Honey, I Shrunk The Chips
While the Xeons are still waiting to get the 14+ process, all eyes are on the 10 nanometer processes that have given Intel a bit of a headache bringing to market because these will be the etchings the future of the Xeon product line from 2019 through 2021
The move to 10 nanometer processes has aggressive hyperscaling on various features, according to Kaizad Mistry, corporate vice president in the Technology and Manufacturing Group and co-director of logic technology development. Here is how the shrinkage looks across different parameters:
With the improved transistor designs, the 10 nanometer processes (due to have wafer starts late this year and coming to market in client PCs in early 2018 we think) will yield a transistor density of 100.8 million transistors per square millimeter (MTr/mm2), compared to 15.3 MTr/mm2 for the 22 nanometer processes and 37.5 MTr/mm2 for the 14 nanometer processes.
In addition, the FinFET fins in the 10 nanometer processes are 25 percent taller and 25 percent skinnier than those used in the 14 nanometer processes, which in turn were about 30 percent taller and skinnier than the initial FinFET fins in the 22 nanometer processes, and this yields higher performance and lower power for the transistors. Adding to this is a the fact that Intel is moving the transistor contact atop the active gate, instead of below it, and that is giving Intel back another 10 percent of the transistor area that can be used to cram more transistors on a die and keep Moore’s Law moving.

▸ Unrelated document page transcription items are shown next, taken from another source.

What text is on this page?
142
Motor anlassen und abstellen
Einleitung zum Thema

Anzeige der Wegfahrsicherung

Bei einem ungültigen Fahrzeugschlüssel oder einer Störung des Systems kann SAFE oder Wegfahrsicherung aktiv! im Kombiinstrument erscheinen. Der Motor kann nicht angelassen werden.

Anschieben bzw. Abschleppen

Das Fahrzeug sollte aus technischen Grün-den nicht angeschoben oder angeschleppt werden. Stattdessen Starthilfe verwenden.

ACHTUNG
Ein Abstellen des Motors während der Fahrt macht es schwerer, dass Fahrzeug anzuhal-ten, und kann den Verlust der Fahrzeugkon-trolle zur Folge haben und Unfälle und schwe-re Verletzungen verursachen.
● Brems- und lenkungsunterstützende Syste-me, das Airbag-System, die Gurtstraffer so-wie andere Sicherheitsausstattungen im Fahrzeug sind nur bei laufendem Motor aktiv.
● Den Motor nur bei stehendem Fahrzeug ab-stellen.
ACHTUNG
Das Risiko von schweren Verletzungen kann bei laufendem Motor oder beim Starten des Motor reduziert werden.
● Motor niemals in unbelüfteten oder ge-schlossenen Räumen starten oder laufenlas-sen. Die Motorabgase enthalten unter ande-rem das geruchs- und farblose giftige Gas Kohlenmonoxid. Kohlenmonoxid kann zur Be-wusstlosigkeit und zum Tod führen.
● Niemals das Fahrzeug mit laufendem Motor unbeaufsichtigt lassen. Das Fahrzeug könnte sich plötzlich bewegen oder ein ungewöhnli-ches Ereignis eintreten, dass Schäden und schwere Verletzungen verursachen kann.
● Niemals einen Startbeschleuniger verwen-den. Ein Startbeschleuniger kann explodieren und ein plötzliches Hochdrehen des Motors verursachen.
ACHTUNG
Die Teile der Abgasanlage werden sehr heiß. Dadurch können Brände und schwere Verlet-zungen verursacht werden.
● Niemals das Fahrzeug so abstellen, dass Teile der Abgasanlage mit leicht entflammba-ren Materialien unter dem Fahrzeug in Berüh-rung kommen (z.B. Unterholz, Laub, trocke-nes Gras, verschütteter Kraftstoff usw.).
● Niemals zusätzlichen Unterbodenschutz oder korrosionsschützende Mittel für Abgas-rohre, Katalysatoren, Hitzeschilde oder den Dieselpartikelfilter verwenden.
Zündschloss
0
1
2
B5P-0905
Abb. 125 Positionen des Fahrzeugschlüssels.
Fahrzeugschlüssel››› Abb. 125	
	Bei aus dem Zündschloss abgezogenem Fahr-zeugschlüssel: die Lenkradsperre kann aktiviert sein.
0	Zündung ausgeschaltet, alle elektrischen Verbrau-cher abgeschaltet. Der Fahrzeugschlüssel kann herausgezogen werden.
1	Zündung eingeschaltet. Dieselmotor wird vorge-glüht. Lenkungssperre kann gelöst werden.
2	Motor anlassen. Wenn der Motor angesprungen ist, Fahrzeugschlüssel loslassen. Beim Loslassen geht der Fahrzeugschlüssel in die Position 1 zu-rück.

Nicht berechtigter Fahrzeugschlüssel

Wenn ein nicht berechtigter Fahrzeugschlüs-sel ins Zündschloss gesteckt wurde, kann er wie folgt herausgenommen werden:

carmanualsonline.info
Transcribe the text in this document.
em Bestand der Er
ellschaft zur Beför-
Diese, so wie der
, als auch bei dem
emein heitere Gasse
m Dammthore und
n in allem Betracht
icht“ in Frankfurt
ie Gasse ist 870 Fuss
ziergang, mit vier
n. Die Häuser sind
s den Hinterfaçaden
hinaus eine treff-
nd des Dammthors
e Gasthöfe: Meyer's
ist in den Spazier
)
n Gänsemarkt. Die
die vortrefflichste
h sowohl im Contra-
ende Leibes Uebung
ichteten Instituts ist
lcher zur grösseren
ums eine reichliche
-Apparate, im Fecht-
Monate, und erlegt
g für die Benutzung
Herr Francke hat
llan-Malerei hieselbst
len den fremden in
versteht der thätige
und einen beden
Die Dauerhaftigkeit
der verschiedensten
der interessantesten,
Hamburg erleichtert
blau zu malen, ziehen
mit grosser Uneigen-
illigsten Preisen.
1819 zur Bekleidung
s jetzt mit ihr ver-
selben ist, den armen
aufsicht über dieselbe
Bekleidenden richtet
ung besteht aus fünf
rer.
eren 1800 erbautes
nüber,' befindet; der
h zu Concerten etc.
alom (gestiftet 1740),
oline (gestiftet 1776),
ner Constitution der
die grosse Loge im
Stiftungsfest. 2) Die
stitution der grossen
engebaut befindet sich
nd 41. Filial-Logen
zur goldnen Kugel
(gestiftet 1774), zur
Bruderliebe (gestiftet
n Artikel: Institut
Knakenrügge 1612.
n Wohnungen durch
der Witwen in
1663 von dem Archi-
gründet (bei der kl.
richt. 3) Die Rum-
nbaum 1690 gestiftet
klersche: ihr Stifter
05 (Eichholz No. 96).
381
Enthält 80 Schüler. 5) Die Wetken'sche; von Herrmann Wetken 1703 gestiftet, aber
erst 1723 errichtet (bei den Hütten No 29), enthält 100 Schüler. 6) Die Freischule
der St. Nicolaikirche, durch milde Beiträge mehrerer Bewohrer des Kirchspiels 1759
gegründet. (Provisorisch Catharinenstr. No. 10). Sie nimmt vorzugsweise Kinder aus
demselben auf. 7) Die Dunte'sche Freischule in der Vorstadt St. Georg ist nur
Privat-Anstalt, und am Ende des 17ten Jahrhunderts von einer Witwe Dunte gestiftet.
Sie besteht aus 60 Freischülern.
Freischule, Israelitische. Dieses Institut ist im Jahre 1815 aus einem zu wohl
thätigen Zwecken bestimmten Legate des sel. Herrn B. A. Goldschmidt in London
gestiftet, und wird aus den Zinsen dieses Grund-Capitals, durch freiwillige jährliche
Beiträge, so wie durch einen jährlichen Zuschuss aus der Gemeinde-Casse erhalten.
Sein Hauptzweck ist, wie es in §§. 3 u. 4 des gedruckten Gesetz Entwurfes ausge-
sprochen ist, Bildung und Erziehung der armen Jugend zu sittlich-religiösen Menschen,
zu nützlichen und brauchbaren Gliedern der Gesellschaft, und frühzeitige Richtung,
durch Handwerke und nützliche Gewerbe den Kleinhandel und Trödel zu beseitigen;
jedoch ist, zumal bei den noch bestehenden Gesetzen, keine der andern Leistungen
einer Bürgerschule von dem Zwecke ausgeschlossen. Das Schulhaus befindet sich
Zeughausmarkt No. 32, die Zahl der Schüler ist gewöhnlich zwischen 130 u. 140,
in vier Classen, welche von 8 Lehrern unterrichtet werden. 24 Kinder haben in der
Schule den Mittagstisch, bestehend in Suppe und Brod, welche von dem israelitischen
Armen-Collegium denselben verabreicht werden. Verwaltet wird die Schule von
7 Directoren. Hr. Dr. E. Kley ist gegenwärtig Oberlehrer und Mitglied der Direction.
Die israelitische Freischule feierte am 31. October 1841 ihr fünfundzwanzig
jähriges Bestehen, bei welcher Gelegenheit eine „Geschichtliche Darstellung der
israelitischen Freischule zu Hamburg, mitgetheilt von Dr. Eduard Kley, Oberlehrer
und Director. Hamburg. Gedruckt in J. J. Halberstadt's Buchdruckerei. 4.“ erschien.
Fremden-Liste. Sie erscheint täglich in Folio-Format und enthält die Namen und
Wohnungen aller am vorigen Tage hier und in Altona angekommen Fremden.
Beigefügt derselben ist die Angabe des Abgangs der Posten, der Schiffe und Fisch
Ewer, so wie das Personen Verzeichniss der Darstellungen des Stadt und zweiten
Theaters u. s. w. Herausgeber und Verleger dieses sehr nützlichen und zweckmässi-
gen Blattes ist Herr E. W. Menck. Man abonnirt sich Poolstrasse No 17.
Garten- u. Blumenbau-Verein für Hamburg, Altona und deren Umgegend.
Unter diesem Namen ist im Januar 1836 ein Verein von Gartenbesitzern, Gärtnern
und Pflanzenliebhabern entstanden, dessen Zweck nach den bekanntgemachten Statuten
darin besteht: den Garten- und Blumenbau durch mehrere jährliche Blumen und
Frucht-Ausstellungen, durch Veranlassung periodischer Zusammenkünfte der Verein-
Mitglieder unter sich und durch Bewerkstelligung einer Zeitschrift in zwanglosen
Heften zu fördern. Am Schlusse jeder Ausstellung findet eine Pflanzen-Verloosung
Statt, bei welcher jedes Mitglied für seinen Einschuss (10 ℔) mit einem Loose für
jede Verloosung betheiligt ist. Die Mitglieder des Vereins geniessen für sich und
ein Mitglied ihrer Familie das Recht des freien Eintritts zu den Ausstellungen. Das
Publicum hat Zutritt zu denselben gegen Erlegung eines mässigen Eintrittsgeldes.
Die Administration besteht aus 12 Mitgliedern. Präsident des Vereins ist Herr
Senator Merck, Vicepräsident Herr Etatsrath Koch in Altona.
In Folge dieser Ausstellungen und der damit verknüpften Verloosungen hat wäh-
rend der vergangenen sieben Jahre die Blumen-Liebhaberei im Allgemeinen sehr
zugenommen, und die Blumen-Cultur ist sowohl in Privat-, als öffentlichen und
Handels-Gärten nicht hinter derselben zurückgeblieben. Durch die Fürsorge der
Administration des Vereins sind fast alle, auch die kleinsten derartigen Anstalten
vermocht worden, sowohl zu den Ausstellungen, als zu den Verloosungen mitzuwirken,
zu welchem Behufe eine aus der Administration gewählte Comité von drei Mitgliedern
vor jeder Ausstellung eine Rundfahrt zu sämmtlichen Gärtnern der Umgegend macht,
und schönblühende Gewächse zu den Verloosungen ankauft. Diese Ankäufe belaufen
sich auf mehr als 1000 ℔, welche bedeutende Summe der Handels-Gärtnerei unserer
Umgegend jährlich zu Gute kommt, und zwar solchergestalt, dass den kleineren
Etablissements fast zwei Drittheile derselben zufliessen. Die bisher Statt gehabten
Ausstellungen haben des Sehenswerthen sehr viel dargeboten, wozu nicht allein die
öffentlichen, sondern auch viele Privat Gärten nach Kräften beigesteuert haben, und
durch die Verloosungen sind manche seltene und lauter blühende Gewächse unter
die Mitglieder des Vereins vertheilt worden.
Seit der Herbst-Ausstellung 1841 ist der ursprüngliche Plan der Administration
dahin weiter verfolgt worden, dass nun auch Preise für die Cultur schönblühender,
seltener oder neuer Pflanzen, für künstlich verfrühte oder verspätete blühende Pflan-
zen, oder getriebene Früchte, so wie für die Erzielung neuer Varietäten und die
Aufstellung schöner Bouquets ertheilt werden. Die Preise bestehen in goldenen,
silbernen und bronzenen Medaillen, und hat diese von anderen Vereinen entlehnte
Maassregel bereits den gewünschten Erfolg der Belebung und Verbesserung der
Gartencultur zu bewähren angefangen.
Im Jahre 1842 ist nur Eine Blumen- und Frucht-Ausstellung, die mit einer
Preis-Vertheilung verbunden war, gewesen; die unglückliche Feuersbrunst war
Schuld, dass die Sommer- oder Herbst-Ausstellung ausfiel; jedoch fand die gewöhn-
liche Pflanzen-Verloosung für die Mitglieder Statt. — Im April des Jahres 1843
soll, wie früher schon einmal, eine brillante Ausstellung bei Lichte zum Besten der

On top of this, Intel is implementing a single dummy gate architecture for logic cells, instead of the double dummy gates at cell boards, and this is giving back yet more area for useful circuits – somewhere around 20 percent of the effective area, with the most effect on a 2-imput NAND cell and the least on the complex scan flip-flop logic cell. (These are the two circuits that are used to calculate transistor density.) The upshot is that with the 10 nanometer process move and the hyperscaling features mentioned above, Intel can get another 0.37X scaling factor moving from 14 nanometers to 10 nanometers – the same as it got jumping from 22 nanometers to 14 nanometers and better than it has averaged with prior process node jumps.
This provides a 2.7X improvement in transistor density over the course of about three and a half years, and about 2X the density that competitive 10 nanometer processes will be yielding at about the same time, according to Mistry.
As with the 14 nanometer processes, the 10 nanometer ones will sport interim 10+ and 10++ tweaks with increase performance on the transistors. Here is what it is looking like:
The usual tradeoffs between active power and performance apply, but the initial jump to 10 nanometers yields a 25 percent improvement in transistor performance and the 10++ jump at the end will yield another 15 percent at constant active power. It doesn’t look like the 10+ process will do much here in terms of power efficiency or increased performance, since it logically has to be between these two lines.
The 10 nanometer processes will enter manufacturing in the second half of this year, and is to be used in the “Knights Hill” kicker to the current Knights Landing Xeon Phi and will debut in the “Aurora” supercomputer being made by Intel and Cray for Argonne National Laboratory. If the roadmap scuttlebutt is right, then 10 nanometer processes will be used for the “Cannonlake” Xeons due in 2019 and for two generations, using 10+ and 10++ processes, after that, and that gets us to 2021.